Archive for November, 2008
Texas may have big steers, but we got BIGGER mice
A shockingly true story
I accidentally gave Andy a static electricity shock this morning.
“Ow! You electricitated me! You really charged me up! Electricity charges me up. Be-cause I am a ro-bot.”
Andy’s Thanksgiving
Our original Thanksgiving plans fell through this year, so we spent the day hanging around the house, going out to a movie, and coming home for a traditional Thanksgiving meal of lasagna, with vegan pumpkin cupcakes for dessert. (Don’t tell Andy I used soy milk in them.)

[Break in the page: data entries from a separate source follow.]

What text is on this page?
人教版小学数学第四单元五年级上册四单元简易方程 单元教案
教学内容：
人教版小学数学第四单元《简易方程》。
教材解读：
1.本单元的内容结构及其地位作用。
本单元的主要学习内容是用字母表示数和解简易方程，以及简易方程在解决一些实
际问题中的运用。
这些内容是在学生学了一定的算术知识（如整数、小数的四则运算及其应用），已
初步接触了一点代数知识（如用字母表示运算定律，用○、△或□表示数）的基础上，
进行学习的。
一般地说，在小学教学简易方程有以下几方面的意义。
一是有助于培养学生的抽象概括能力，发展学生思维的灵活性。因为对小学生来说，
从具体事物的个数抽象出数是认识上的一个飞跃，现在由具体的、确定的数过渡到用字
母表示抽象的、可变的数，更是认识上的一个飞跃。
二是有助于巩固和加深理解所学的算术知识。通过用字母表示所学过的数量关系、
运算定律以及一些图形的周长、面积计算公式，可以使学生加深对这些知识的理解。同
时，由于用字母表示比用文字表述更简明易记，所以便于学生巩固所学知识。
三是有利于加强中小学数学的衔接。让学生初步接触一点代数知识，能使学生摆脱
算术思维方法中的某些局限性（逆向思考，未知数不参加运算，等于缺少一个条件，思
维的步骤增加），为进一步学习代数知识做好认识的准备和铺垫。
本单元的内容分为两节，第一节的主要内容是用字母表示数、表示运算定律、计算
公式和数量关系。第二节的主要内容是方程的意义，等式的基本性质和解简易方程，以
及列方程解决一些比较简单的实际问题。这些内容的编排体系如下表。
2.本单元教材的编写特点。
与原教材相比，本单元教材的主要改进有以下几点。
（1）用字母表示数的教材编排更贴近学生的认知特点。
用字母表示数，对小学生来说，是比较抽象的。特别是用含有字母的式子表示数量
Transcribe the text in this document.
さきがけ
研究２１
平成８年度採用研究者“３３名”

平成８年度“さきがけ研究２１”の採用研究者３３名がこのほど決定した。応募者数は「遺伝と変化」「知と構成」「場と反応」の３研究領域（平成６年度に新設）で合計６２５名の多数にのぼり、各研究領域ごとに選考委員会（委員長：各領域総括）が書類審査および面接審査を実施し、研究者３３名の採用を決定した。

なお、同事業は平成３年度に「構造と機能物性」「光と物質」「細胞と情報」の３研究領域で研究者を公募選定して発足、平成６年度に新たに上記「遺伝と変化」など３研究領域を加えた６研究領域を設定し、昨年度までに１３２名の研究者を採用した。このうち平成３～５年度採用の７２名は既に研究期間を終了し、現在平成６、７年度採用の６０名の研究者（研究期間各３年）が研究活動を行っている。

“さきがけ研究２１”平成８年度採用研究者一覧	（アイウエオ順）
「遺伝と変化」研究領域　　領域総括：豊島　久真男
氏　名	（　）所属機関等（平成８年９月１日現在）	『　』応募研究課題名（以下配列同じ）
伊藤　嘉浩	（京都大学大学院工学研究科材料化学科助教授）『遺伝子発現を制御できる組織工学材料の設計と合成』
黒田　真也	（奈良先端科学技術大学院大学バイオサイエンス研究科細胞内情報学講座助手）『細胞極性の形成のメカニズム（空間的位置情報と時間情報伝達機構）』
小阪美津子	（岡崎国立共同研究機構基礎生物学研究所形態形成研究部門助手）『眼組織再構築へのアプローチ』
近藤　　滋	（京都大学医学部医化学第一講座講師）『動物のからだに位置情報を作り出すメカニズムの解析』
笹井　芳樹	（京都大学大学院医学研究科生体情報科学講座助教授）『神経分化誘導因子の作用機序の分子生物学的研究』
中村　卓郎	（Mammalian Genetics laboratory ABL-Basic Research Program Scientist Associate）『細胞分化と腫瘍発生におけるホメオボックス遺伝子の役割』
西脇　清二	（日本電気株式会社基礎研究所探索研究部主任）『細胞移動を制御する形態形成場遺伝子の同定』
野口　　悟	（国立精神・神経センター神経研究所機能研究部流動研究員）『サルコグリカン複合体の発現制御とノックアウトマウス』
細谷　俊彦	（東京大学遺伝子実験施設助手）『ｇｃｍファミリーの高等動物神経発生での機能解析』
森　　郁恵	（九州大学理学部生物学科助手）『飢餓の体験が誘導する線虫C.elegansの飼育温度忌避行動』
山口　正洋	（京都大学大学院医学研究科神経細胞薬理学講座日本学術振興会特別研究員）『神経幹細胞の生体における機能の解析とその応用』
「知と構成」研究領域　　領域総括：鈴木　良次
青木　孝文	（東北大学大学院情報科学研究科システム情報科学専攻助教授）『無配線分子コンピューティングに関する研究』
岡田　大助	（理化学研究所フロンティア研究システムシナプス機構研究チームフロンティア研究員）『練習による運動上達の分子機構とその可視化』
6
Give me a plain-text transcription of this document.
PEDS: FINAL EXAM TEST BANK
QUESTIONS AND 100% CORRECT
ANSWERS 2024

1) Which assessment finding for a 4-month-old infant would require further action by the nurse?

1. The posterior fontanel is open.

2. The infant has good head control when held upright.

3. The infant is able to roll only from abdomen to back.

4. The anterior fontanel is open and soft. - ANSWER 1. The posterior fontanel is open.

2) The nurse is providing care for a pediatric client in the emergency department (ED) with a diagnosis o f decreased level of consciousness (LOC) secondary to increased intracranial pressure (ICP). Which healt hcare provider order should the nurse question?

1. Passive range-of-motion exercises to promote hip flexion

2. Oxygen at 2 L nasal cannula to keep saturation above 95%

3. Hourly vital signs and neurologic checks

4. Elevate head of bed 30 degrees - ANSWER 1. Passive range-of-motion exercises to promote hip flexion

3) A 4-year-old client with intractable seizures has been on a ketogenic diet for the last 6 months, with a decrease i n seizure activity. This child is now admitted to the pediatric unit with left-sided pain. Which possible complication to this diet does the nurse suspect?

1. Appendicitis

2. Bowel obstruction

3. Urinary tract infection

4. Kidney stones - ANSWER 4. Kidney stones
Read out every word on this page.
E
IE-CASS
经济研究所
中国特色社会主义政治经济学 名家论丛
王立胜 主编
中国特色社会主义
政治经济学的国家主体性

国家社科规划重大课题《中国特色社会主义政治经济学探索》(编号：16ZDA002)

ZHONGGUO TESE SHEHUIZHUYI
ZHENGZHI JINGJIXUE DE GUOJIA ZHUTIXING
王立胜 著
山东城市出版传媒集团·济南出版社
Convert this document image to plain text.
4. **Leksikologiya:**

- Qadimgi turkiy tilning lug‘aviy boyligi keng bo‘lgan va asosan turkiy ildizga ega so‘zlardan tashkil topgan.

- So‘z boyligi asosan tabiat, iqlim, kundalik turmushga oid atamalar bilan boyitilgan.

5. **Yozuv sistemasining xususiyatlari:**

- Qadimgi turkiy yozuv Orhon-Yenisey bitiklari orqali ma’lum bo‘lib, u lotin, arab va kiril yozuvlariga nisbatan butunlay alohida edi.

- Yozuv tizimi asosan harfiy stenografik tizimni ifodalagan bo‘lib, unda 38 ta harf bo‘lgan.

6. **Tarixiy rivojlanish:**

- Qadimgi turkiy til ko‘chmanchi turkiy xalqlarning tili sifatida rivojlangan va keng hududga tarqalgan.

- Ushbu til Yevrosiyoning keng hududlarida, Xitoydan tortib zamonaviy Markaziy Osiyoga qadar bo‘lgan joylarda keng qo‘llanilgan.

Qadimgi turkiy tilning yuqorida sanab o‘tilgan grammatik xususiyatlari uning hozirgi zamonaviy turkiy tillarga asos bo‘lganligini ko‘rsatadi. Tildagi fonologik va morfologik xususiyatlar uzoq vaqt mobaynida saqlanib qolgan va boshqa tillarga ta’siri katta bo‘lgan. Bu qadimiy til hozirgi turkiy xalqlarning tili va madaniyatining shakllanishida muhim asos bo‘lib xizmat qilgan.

The movie we saw was Bolt, the story of a dog who plays a superhero on TV but doesn’t realize that it’s all an act. The movie opens with a thrilling chase scene in which Bolt employs his super bark, laser eyes, and “zoom zoom” power to rescue his human from the clutches of the bad guys. Andy was soooo excited watching this opening scene, and it just broke my heart to realize that he was going to be as disappointed as the canine character to find out that Bolt did not actually have any super powers. And in fact, during the middle of the movie, Andy periodically covered his eyes and made two trips to the bathroom. But in the end (spoiler alert) Bolt really saved his human with his super bark, and all was well.
The cure
This was a couple nights ago:
Andy: Oooh, I feel sick.
Me: Where do you feel sick?
Andy: I ate all that cheese.
Me: So…your stomach hurts?
Andy: Yeah. And ketchup is the cure.
Snow!
Last night we had what was not the first snow of the season but was the first sampleable snow of the season.
Andy: Mmm! This snow tastes stupendous!
More tape metaphors
Several days ago, Andy informed us that he will no longer play the Slugbug game. Today, though, he spotted one.
Andy: Slugbug!…Oh, wait. I forgot that I tore up the slugbug game.
Me: Oh right. But you could tape it back together if you want.
Andy: I threw away the duct tape.
Thank god for tape, part deux
Andy, dressed as Superman, was sitting at the table playing with a tape dispenser.
Me: I love you, Superman.
Andy: Thanks, Lois! I love you and Mr. Tapey too.
I’d be sad if I thought he really, really meant it
Andy and I were taking a walk on our block this afternoon. Andy was wearing his Superman costume (over his coat). We saw a repairwoman getting out of her van on the other side of the street.
Andy: Hi!
Repairwoman: Hi, Superman! Are you out saving the neighborhood?
Andy: Well, actually I’m a fraud. There really are no superheroes.
Repairwoman: Really?
Andy: Yeah, there are just police and burglars. I said, there are just police and burglars!
A likely story
Me: Andy, don’t forget to flush.
Andy: I did flush.
Me [close enough to the bathroom that I would have heard if he had]: No you didn’t.
Andy: Well, I made an invisible copy of myself. And then my copy ran over to you and put invisible earplugs in your ears. So that’s why you didn’t hear it.
You’d think I’d have gotten this posted before November 10
He went to his school Halloween party as regular Superman, but for trick-or-treating he went all out and dressed as “Super-Pirate.” The eye patch was uncomfortable, but he didn’t need it after he perfected this one-eye look. “Arrr matey!”